Bank of America and Morgan Stanley both said they had sold more protection on California debt than they had bought;  J.P. Morgan said it had bought more CDS protection than it sold. 

They claim that having a market for default protection on municipal debt helps attract potential investors in municipal-bond deals - because it gives investors the ability to hedge.  However, a spokesperson for Mr. Lockyer said that claim is "wholly unsubstantiated."

        What The Big Banks Reported.  Representatives of the banks declined to comment on the following trading statistics:

  • Goldman reported $139 million of trades from 1/1 - 2/16, and a gross notional volume - accounting for all CDS bought and sold in the aggregate on California - of $4.3 billion through 1/31.  Goldman was the only one to say it was "not feasible to assess whether [it] is long or short exposure to State of California credit" solely on the basis of its CDS.
  • Morgan Stanley reported $159 million of relevant trades from 11/25 - 2/25, and a gross notional outstanding of $2.53  billion.  As of 2/25, the firm was a net seller of $89.1 million of CDS protection.
  • Barclays reported $10 million of trades from December to February, and a gross notional outstanding of $2.467 billion.
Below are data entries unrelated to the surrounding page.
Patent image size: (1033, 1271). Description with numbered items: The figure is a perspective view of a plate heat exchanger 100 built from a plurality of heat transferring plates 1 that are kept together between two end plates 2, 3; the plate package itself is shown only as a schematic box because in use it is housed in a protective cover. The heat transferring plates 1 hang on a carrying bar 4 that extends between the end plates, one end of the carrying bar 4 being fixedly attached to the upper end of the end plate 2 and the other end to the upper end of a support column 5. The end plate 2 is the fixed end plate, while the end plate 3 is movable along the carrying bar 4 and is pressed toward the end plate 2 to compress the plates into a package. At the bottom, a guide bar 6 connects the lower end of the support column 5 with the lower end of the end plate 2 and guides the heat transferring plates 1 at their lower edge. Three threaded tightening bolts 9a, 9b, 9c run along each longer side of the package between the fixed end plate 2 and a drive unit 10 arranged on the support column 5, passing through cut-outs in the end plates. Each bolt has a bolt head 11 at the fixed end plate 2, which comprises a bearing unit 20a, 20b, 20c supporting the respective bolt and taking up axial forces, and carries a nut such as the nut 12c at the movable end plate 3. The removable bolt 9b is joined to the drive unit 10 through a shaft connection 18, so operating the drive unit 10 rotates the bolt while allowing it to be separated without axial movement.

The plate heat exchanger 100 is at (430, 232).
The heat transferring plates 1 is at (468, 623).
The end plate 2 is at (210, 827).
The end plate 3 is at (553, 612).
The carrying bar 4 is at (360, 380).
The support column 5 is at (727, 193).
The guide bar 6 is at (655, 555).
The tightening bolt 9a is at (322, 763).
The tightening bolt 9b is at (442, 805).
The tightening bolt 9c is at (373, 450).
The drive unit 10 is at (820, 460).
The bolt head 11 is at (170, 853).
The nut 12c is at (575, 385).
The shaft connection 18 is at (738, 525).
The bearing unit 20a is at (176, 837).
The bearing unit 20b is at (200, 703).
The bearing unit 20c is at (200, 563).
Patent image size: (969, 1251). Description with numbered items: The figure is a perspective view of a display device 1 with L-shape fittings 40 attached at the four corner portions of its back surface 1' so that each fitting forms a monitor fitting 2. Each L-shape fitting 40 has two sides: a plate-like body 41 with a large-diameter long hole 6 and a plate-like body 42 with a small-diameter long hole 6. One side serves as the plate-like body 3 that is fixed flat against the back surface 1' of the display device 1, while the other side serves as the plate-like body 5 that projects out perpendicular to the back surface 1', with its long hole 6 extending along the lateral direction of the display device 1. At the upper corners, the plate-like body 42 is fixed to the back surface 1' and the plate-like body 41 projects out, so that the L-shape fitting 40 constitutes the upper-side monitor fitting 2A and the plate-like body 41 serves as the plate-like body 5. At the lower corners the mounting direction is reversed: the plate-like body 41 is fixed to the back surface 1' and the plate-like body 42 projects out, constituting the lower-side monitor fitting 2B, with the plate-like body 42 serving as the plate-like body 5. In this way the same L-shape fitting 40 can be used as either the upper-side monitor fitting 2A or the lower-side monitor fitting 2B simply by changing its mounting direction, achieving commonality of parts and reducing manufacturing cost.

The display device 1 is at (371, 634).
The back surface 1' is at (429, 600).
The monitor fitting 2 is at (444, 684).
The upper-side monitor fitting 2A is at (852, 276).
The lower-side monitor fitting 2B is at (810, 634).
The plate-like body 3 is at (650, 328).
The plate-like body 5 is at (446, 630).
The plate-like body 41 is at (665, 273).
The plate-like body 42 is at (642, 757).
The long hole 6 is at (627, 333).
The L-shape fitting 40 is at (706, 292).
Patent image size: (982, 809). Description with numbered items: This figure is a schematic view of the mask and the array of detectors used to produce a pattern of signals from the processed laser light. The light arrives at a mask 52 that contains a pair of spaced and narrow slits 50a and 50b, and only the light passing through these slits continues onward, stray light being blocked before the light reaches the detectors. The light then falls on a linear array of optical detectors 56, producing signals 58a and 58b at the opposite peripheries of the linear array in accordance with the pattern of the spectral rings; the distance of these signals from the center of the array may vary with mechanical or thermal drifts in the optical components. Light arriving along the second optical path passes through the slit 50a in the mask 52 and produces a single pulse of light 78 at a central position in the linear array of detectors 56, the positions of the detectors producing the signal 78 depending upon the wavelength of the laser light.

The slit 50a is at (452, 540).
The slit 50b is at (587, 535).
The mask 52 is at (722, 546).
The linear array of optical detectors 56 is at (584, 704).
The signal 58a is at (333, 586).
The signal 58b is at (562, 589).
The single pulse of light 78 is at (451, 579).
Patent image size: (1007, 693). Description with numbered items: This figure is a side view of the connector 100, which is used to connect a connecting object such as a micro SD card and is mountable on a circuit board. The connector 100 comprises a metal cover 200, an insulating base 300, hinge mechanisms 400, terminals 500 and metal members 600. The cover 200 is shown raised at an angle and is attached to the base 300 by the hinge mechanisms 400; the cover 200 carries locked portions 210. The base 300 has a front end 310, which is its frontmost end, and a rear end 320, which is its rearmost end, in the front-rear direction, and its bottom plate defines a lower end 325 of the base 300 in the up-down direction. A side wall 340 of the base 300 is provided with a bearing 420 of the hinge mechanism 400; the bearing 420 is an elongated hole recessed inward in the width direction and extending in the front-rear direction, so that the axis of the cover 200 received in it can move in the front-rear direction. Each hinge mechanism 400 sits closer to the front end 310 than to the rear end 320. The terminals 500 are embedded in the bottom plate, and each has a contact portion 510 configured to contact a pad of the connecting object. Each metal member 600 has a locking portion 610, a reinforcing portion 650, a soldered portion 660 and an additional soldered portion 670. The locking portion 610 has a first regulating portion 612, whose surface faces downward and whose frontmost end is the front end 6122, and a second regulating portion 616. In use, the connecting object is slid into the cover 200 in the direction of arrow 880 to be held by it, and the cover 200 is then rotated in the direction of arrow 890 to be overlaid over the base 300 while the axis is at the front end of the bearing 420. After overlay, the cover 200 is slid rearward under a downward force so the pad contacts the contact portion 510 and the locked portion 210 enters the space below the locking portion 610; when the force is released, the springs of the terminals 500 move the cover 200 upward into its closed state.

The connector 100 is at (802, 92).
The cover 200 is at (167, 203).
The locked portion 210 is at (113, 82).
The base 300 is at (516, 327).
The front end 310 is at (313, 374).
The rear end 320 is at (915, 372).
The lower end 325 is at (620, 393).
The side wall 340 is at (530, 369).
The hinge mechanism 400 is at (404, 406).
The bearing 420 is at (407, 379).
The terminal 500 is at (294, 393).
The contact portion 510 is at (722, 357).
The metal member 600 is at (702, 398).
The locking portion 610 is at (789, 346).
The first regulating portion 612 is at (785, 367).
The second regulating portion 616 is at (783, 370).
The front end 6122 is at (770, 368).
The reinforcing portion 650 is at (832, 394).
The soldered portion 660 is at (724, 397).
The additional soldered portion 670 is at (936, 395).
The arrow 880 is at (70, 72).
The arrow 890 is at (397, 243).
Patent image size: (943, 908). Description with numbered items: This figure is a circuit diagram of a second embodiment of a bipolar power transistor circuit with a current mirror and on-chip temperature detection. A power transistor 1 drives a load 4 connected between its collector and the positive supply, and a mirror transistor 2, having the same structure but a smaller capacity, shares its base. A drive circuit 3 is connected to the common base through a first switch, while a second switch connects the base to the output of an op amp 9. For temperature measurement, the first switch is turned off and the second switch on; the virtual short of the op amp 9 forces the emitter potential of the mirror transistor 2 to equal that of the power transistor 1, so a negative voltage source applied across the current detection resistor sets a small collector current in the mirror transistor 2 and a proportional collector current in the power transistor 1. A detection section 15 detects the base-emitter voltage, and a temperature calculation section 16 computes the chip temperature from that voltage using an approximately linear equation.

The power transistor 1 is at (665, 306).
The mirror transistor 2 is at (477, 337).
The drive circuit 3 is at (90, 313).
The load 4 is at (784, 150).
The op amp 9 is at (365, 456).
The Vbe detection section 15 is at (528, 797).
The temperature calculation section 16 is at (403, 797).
That netted out to zero once all the contracts were offset.
  • Citigroup reported $30 million of trades from 11/1 - 2/28, a gross notional outstanding of $1.92 billion as of 2/28, and a net notional $26.1 million outstanding to that point.  It didn't specify whether this net position left it long or short exposure to California credit.
  • J.P. Morgan said it made a gross $18 million of trades in January and had a gross notional of $1.475 billion outstanding as of 1/31.  The firm bought a net $90.4 million of CDS protection on California, leaving it net short the state's debt.
  • Bank of America Merrill Lynch said for the 3 months ended 1/31 it had entered $145 million of relevant trades for a gross notional outstanding of $1.87 billion.  It finished with a net long exposure to California credit of $65.5 million.